Burundi : bye-bye Arusha ?

Rapport Afrique N°192 - 25 oct. 2012

 Bujumbura/Nairobi/Bruxelles - La situation se détériore au Burundi, pays auparavant considéré comme un modèle de résolution des conflits, et les violences commises par le parti au pouvoir et par l’opposition menacent la stabilité.

Burundi : bye-bye Arusha ?, le dernier rapport de l’International Crisis Group, démontre que la mainmise du parti au pouvoir sur les institutions étatiques et le boycott des élections de 2010 par les principaux partis de l’opposition ont vidé de sa substance le système de partage du pouvoir établi par l’accord d’Arusha en 2000. Cet accord a pourtant permis de résoudre le conflit ethnique qui a dévasté le pays pendant une décennie et de poser les jalons d’un régime démocratique.

« Les accords d’Arusha ont fait place à un monopartisme de fait, caractérisé par la fin du dialogue entre l’opposition et le parti au pouvoir, une dérive autoritaire du gouvernement et le retour de la violence politique », explique Thierry Vircoulon, le directeur du projet Afrique centrale de Crisis Group. « Depuis 2010, les principes de l’Etat de droit, et notamment les droits des minorités, ont été largement ignorés ».

La situation ne s’est toujours pas normalisée depuis les élections de 2010. Après avoir boycotté le processus électoral, les partis d’opposition ont formé une coalition (l’Alliance démocratique pour le changement, ADC-Ikibiri), et nombre de leurs dirigeants sont partis en exil. Leur départ s’est accompagné d’une vague de violences entre l’opposition et le parti au pouvoir, notamment de la part de groupes armés opérant dans l’Est de la République démocratique du Congo (RDC).

Le parti au pouvoir gère les affaires de l’Etat et le processus de justice transitionnelle comme bon lui semble.
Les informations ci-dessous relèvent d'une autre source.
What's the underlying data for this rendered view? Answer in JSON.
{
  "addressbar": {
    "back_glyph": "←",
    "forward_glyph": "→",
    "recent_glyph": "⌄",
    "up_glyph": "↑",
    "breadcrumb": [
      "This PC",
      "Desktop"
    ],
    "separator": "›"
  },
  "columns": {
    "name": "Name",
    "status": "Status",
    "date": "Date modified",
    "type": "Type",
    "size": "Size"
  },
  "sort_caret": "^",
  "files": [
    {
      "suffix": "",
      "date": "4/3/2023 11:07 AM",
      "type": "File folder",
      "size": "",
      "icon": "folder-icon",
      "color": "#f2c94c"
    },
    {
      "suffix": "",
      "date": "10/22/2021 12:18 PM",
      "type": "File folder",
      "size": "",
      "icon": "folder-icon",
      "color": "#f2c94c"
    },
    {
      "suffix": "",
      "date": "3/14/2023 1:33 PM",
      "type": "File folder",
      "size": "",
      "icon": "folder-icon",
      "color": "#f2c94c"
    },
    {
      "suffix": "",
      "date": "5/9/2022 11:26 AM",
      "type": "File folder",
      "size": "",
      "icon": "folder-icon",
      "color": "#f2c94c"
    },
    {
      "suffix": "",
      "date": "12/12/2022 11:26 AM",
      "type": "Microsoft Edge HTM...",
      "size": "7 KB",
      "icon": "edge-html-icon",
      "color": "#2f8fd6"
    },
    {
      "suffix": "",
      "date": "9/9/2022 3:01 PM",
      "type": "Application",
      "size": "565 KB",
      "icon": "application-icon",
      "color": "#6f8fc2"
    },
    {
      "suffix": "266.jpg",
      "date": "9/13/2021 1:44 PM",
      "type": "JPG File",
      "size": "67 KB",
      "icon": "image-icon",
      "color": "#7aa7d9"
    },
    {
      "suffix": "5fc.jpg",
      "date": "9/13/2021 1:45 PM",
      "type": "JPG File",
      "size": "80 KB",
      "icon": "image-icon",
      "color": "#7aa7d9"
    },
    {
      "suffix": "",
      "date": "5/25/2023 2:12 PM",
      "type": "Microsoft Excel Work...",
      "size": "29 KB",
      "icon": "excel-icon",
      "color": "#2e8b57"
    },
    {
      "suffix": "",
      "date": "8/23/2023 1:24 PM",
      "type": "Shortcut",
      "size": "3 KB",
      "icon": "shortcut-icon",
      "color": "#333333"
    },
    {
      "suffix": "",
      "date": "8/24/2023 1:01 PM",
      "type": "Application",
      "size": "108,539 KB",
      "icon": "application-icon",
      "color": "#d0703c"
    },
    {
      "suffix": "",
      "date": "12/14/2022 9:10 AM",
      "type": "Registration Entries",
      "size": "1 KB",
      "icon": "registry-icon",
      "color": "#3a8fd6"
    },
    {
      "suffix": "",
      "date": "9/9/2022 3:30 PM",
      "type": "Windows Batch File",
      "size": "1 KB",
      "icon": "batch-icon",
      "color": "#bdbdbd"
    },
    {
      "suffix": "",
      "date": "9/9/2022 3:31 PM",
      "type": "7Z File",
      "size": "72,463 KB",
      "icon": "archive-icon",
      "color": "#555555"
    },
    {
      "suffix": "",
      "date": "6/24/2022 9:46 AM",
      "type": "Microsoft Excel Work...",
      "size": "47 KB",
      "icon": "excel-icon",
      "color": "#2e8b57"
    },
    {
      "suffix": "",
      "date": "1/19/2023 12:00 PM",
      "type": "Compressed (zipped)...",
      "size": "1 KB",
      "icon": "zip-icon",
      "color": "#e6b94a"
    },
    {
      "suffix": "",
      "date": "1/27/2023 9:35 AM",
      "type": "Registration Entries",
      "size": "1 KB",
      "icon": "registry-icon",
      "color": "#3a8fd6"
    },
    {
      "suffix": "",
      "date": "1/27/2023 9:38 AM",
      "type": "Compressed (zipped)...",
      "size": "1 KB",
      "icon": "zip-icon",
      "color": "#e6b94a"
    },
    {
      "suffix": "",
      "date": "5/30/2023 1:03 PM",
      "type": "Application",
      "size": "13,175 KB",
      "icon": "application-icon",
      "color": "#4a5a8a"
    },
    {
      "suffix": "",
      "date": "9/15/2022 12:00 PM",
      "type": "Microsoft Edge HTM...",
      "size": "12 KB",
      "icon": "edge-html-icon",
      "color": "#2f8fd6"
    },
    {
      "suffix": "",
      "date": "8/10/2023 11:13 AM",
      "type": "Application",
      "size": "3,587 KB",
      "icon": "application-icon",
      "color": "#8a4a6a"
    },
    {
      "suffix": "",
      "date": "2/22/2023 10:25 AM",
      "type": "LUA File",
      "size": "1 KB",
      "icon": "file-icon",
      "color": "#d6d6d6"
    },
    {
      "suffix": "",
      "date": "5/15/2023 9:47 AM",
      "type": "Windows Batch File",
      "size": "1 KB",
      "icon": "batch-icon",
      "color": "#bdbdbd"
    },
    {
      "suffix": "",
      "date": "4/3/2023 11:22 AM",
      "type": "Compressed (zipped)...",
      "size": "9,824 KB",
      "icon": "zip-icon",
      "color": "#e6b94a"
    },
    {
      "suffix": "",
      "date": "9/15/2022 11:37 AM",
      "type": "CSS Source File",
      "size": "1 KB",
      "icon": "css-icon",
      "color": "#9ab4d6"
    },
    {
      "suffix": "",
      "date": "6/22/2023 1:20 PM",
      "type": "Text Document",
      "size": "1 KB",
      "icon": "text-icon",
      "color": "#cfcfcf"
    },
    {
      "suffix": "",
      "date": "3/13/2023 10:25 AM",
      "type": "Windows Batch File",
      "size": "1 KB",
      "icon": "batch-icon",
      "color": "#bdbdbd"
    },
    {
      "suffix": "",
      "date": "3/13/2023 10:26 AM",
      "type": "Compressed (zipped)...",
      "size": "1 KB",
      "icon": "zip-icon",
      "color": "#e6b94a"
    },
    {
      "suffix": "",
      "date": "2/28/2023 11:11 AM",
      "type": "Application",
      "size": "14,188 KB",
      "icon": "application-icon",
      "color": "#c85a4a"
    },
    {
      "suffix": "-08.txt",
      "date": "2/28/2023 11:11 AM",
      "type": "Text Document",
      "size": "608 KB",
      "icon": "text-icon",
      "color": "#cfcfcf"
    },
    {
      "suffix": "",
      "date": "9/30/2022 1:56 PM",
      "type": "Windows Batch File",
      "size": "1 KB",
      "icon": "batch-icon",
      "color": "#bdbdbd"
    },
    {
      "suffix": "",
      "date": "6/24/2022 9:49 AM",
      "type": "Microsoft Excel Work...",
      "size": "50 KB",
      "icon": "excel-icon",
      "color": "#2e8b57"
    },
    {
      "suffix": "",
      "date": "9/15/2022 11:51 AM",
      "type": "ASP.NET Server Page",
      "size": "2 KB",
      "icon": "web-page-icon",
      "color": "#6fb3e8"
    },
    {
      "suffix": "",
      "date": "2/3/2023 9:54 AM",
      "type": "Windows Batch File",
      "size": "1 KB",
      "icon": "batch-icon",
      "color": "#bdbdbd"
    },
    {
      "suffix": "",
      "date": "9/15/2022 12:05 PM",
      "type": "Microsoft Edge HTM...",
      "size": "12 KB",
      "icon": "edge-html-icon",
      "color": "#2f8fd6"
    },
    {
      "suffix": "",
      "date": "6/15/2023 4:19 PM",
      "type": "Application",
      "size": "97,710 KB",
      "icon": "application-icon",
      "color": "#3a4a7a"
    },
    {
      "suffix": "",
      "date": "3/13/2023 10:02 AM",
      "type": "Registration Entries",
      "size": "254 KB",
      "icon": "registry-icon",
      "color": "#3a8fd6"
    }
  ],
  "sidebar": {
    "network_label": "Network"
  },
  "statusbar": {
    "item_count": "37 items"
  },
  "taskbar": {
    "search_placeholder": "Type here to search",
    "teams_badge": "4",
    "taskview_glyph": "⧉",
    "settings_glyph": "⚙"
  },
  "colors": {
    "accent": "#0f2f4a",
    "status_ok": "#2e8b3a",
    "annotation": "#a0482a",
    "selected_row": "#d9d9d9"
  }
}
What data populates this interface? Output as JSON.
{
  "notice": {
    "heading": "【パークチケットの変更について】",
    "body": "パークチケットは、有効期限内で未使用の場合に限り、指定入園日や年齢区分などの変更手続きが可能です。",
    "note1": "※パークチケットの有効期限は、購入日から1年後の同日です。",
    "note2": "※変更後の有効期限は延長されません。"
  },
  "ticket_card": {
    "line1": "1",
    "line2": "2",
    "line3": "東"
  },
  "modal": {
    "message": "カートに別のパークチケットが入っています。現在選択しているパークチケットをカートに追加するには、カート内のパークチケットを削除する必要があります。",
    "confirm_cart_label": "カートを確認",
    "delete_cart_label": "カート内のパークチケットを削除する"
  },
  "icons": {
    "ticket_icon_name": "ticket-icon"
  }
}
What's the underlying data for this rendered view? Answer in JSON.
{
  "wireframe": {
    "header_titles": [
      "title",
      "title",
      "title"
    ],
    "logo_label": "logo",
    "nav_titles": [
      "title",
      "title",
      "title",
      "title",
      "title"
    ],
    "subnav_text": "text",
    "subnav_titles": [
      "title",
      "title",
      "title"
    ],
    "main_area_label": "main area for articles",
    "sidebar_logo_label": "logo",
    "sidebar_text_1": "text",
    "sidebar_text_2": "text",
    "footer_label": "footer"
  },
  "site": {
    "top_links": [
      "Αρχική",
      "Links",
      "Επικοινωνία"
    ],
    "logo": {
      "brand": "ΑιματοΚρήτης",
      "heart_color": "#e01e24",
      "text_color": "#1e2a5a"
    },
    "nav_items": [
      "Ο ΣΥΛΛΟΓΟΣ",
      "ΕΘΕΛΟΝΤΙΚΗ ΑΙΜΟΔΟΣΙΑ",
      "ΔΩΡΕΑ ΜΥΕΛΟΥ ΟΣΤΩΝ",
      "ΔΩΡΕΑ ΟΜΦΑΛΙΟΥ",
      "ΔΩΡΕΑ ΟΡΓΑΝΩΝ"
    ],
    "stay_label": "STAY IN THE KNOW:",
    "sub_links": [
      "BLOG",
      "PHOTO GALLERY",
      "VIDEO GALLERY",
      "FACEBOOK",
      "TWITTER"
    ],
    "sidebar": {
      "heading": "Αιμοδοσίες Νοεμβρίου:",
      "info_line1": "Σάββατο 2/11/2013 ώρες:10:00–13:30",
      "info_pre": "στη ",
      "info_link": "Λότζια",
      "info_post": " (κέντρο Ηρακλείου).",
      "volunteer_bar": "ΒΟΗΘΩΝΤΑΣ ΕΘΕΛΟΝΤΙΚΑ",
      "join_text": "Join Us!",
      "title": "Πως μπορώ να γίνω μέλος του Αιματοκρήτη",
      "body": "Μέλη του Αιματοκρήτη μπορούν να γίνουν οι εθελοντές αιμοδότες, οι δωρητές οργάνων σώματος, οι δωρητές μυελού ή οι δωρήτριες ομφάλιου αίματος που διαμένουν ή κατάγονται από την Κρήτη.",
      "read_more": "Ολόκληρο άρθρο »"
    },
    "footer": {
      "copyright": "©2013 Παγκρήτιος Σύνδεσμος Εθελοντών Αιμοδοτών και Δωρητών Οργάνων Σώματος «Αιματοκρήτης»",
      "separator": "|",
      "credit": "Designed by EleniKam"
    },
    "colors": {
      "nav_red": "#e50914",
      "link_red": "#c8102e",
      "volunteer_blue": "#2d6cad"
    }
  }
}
Il instrumentalise les services de sécurité et prépare une révision constitutionnelle dont les contours restent flous. La presse et la société civile demeurent les seuls contre-pouvoirs, mais journalistes et activistes vivent constamment sous la menace de la répression gouvernementale.

Cependant, une ouverture existe. Des pourparlers ont été tenus en mai dernier en Suisse lors d’une rencontre à l’instigation de l’organisation non gouvernementale Initiatives et Changement réunissant des dirigeants de l’opposition, des représentants de la société civile ainsi que deux membres du parti au pouvoir (le Conseil national pour la défense de la démocratie – Forces de défense de la démocratie, CNDD-FDD). La poursuite de ce dialogue et la consolidation de la paix au Burundi nécessitent cependant des concessions de la part du parti au pouvoir comme de l’opposition, accompagnées du soutien et de pressions suffisantes de la part des bailleurs de fonds.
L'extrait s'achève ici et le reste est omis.